The alarm systems of the Crédit Agricole branch
In addition to the protection systems for the vault and safes, the Naples branch affected by the robbery was also equipped with an electronic surveillance system based on several complementary technologies. The Altavilla security manager has in fact highlighted how the alarm system is not limited to traditional volumetric sensors (i.e. those that detect the presence of people in closed environments) but also includes seismic sensors and microphones.
Seismic sensors, for example, record anomalous vibrations transmitted through wall structures, immediately capturing the waves produced by attempts to perforate a wall or floor. The environmental microphones, on the other hand, intercept the noises produced by digging or cutting tools, activating the alarm the moment an attempt is made to violate the perimeter of the branch or vault.
According to the reconstruction provided by the bank, these devices actually worked on April 16: the alarm was in fact triggered automatically and instantly, with the police arriving on site approximately 10 minutes after the alarm was activated, allowing all the hostages to be secured and the number of boxes actually emptied to be limited.
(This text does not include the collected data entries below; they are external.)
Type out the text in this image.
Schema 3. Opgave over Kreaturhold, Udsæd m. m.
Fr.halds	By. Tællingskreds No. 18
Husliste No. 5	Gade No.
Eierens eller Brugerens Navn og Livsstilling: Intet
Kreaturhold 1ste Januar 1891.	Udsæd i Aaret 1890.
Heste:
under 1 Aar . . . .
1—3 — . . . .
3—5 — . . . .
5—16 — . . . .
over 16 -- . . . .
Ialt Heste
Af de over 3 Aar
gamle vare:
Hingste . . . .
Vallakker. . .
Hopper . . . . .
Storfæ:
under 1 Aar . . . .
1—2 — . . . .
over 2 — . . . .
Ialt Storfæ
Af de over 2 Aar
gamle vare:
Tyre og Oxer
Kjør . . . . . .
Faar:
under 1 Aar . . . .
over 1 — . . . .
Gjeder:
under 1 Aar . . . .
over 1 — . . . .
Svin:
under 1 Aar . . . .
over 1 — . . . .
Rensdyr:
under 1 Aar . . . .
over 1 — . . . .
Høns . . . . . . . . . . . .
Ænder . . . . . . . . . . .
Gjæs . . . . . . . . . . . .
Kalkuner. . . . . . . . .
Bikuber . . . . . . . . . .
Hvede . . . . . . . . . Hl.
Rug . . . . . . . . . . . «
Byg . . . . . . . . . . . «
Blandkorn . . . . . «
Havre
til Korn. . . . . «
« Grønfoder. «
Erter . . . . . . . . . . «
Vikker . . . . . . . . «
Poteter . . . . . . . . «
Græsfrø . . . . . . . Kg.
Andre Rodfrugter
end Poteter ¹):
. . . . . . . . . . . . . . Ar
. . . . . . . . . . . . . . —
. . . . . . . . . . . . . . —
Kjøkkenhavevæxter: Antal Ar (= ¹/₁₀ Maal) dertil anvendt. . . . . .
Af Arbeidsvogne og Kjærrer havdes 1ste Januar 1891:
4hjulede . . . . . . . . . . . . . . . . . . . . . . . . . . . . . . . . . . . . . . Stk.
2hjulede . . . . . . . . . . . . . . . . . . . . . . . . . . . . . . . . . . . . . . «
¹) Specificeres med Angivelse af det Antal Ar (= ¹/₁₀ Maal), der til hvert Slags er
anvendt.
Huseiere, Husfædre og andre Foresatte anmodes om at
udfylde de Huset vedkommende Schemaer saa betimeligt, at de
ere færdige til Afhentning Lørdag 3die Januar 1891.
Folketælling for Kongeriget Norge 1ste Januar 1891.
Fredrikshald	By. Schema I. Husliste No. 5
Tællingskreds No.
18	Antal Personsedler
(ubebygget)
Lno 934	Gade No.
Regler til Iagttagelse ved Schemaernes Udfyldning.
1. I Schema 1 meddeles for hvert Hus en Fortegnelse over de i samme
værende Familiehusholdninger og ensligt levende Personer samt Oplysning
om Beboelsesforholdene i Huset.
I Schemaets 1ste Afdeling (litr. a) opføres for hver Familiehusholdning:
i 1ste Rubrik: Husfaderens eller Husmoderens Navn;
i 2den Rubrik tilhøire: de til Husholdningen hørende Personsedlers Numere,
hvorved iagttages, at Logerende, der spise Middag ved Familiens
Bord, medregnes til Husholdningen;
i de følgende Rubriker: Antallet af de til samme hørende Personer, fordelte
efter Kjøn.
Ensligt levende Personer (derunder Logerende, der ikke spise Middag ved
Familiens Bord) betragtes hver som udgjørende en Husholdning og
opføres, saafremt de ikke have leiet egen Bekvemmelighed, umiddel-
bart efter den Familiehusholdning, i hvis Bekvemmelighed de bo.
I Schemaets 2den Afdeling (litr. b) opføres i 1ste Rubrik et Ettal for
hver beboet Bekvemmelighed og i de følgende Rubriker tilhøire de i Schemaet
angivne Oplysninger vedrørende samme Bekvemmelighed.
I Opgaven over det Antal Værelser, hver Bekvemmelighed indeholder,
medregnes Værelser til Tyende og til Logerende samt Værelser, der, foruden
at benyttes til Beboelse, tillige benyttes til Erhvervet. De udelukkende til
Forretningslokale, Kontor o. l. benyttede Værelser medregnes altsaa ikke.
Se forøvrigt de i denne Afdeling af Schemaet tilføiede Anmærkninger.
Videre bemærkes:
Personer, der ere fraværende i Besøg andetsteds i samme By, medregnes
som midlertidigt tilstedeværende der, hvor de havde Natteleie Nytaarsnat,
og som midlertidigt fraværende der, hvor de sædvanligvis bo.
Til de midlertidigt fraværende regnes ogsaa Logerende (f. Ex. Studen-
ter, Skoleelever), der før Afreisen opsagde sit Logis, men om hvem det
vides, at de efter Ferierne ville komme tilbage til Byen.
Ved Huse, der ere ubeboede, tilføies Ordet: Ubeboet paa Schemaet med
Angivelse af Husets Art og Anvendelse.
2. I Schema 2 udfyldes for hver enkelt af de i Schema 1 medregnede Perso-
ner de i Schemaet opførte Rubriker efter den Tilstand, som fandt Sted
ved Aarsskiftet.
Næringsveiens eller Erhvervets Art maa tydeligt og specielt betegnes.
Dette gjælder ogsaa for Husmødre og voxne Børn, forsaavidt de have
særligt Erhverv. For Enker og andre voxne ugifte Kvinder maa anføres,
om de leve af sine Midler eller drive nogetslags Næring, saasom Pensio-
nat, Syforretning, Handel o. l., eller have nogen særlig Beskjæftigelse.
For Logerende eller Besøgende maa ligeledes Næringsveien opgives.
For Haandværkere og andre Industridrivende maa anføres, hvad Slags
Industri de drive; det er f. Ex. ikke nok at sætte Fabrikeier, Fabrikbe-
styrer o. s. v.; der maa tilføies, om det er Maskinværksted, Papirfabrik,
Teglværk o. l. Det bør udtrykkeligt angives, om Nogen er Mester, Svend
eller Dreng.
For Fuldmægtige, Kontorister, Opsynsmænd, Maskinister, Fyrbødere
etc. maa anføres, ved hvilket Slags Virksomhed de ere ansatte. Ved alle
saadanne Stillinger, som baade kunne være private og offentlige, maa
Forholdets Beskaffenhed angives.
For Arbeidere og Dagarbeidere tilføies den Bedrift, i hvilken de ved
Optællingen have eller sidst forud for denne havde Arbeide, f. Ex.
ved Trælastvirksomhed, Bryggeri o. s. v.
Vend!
The dynamics of the Arenella robbery
However, the fact that the alarms worked correctly did not prevent the robbers from carrying out the heist: the gang, made up of around 10 people according to investigators’ estimates, simply bypassed the external defenses of the vault without attempting to breach them. The robbery, however, was the result of long planning: for months the perpetrators of the attack dug a tunnel approximately 12 meters long through the sewer system beneath the bank, probably with the help of a generator found by the police, which would have been used to power the tools.
As reported in the 3D reconstruction by geologist Gianluca Minin, the tunnel, 12 meters long and between 70 and 90 centimeters wide, was completely devoid of supports or linings and was therefore particularly risky to travel through. The route is located approximately 4-4.5 meters deep: the tunnel emerged directly under the floor of the room that houses the safes, making the role of the armored door and armored walls completely irrelevant.
Precisely the fact that the thieves knew that the floor of the vault was not armored and that part of the safes were not deposited in safes also led the investigators to hypothesize the presence of a baseman, that is, a “mole” perhaps inside the branch of the credit institution who knew the latter closely.
According to the reconstruction of the dynamics provided by Altavilla, the action of the thieves on the surface and that underground took place in parallel: at 12.07 on 16 April, three masked men entered the main entrance of the bank armed with stage guns, kidnapping the 25 people present and locking them in a side office. A minute later, at 12:08, they gave the signal to the accomplices positioned in the tunnel, who went back into the vault and began to force the boxes. The opening of the hole on the lower floor triggered the alarm systems at 12.09pm, with the automatic call to the police, who arrived on site at 12.22pm to the astonishment of the robbers, according to what was reported by the testimonies of some hostages.
After about three hours, around 3:00 pm, the Fire Brigade freed all the hostages by breaking the armored glass window of the bank. At 4.45pm the Carabinieri of the GIS (Special Intervention Group) also intervened, arriving from Livorno by helicopter: at this point the police discovered a hole in the floor of the vault, approximately 50 centimeters wide, from which the robbers escaped by entering the sewer system after having stolen the contents of approximately 40 safes, the value of which is unknown to the bank.